In a city where water is sacred and obedience is survival, power has always belonged to those who know how to speak the right words in the right cadence. Rituals bind the flood beneath stone. Bells decide when bodies kneel. Faith is not belief so much as infrastructure, built carefully to make dissent unthinkable.
Ithiel has spent his life moving at the edge of that system-close enough to feel its pressure, distant enough to recognize its cracks. He is not a priest, not a chosen vessel, and not a hero shaped for worship. What he carries instead is a dangerous refusal: the belief that control does not have to come from sanctity, and that the world might respond to human will without asking permission from gods.
Nerath has been raised as proof. His body, his voice, even his silence have been curated into a symbol meant to reassure the city that sacrifice still works. Purity has never been his choice; it has been his assignment.
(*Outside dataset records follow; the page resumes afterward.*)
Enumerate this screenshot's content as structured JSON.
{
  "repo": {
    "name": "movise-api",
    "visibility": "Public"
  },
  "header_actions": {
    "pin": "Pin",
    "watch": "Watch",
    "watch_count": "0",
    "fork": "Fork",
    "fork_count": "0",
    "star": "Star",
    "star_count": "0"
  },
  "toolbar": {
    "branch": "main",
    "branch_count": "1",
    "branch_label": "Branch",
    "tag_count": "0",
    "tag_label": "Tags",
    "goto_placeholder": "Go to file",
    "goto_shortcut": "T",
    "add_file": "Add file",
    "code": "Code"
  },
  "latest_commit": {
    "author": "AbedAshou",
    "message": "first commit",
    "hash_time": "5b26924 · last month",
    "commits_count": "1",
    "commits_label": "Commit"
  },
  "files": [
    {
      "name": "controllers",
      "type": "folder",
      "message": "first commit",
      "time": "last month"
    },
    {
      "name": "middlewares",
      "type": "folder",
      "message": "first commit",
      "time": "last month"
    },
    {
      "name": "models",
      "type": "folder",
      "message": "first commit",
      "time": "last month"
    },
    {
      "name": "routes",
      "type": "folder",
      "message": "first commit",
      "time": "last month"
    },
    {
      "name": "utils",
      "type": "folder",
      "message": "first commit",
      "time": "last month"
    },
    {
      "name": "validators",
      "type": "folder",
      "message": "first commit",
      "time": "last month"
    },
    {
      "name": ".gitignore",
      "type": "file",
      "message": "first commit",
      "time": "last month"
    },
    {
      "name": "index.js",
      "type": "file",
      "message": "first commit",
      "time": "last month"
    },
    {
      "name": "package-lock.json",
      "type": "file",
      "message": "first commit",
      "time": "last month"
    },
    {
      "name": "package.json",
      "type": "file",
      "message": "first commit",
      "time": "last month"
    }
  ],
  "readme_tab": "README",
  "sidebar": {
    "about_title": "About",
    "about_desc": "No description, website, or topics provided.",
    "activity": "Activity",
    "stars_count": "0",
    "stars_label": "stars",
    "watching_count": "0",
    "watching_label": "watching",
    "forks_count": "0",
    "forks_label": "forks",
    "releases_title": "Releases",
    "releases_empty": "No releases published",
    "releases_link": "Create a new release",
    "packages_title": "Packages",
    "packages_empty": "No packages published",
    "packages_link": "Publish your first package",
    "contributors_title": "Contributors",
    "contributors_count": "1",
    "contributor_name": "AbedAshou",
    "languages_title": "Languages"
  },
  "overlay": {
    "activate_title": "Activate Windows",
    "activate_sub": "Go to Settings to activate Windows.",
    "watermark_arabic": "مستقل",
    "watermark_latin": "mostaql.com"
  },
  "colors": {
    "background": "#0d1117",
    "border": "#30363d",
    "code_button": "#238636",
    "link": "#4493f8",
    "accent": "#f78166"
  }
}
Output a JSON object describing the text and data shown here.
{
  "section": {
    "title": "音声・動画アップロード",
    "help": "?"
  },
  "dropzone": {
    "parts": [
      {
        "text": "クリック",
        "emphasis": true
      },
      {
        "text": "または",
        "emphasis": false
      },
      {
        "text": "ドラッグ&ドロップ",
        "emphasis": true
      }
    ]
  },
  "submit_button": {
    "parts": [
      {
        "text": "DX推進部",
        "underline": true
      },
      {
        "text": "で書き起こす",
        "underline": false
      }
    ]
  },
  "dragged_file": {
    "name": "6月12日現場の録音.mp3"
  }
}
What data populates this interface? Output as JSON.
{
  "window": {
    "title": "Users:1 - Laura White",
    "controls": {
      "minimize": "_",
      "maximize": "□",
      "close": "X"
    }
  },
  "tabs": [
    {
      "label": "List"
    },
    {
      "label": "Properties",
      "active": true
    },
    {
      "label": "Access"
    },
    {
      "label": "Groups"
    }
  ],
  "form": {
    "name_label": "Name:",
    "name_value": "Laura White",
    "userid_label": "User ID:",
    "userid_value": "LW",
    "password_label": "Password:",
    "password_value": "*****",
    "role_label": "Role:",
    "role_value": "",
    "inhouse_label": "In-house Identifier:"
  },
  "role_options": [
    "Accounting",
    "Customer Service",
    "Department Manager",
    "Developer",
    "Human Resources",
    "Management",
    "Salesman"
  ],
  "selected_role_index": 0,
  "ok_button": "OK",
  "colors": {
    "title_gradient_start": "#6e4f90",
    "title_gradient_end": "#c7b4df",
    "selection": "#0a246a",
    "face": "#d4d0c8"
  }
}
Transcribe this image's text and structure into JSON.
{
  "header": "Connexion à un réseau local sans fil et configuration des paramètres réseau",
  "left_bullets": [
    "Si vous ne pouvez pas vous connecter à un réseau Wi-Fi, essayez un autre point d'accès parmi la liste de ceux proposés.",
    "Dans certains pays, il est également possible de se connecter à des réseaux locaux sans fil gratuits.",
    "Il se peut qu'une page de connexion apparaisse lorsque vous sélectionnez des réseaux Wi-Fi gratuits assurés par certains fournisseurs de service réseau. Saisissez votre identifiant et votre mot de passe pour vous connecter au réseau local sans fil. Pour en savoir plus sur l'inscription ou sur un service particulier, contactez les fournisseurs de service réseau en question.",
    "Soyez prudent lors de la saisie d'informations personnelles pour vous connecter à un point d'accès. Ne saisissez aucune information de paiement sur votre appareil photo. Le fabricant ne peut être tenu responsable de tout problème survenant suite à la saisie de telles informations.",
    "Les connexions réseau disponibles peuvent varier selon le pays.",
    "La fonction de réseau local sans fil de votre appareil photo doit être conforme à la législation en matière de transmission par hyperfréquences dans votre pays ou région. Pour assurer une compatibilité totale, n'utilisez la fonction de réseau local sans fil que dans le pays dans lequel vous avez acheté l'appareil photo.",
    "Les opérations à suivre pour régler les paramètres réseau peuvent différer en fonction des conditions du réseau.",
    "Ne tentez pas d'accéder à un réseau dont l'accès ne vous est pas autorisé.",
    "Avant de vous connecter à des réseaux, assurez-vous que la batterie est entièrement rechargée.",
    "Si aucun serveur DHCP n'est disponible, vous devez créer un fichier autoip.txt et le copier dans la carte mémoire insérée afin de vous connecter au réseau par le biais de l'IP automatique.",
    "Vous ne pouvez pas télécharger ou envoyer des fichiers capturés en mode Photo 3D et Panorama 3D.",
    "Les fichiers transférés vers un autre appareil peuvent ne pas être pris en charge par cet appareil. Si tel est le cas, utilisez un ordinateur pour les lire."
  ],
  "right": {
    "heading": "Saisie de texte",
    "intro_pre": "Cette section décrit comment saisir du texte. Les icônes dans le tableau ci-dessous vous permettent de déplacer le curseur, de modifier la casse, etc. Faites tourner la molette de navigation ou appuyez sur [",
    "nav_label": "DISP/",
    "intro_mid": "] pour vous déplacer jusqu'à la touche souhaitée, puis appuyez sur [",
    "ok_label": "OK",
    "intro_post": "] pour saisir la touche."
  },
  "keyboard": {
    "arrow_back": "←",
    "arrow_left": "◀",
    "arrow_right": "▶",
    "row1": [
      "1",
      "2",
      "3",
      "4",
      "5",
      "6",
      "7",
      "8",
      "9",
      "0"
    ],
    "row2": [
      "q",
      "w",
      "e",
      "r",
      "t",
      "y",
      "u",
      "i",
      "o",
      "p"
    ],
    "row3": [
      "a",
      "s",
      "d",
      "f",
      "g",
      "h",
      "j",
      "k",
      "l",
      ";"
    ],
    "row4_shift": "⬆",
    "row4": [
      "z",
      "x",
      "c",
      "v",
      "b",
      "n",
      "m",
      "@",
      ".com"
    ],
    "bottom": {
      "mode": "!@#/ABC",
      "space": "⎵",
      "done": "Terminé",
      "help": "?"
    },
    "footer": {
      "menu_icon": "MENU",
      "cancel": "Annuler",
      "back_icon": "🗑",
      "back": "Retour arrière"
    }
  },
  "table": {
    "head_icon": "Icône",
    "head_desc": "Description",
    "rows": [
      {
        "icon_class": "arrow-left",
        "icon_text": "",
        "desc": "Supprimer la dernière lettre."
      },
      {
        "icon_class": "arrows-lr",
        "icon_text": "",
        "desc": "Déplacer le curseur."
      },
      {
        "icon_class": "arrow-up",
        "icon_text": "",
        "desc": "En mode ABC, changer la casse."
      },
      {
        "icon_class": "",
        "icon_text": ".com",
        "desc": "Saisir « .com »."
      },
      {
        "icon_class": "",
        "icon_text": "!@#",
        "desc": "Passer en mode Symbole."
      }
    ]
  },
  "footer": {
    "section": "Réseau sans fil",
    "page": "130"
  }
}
To exist as himself rather than as an object of reassurance is an act the city does not forgive easily.
When ritual begins to fail and water no longer listens, the distance between them collapses under pressure. What forms in that narrow space is not comfort and not rescue, but alignment-two men refusing to let their bodies be used as arguments for a system that demands clean suffering and calls it holiness.
As the city shifts from sacred authority toward negotiation and coercion, every choice becomes visible. Control must be paid for in endurance. Love, if it exists, cannot hide behind myth. And clarity is never gentle; it is something carved under strain, held with shaking hands, and defended against a world that would rather see both men turned into tools.
This is a dark fantasy of power without permission, intimacy forged under surveillance, and resistance that refuses spectacle. The romance is slow, embodied, and deliberate-rooted not in softness, but in the insistence on seeing and being seen without sanctification.
When gods fall silent and systems begin to fracture, what remains is not faith, but the question of who gets to decide what a body is for-and how much it costs to claim oneself before the flood rises again.